After three frantic days of fighting against calamity, during which Andrew never left the fight except for that brief journey to tell Nellie the news, at last they came upon the crushed mass of bloody pulp and rags, smashed together so that the one could not be told from the other--father and son, a heap of broken bones and flesh and blood.... And no pen can describe accurately the scene.

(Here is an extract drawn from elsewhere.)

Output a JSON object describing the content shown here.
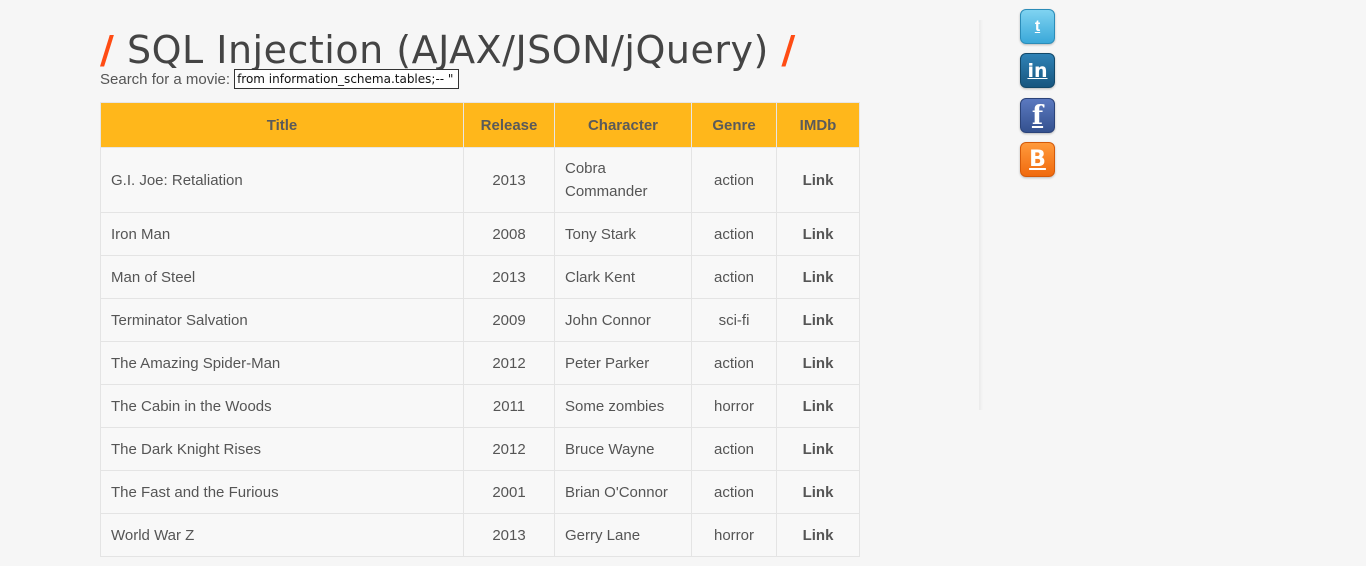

The light had gone out from one woman's heart, the hope had been crushed from her life. The rainbow which had promised so much vanished. The lust and urge had gone out of eager life. Never again would the world seem fair and beautiful. Instead, all the weary fight and desperate battle with poverty and privation over again; the dull misery and the drab gray existence, and always the pain--the heavy, dragging pain of a broken life. With a woman's "Oh! my God!" the world for one heart stood still, and the blind fate of things triumphed, crushing a woman's soul in the process.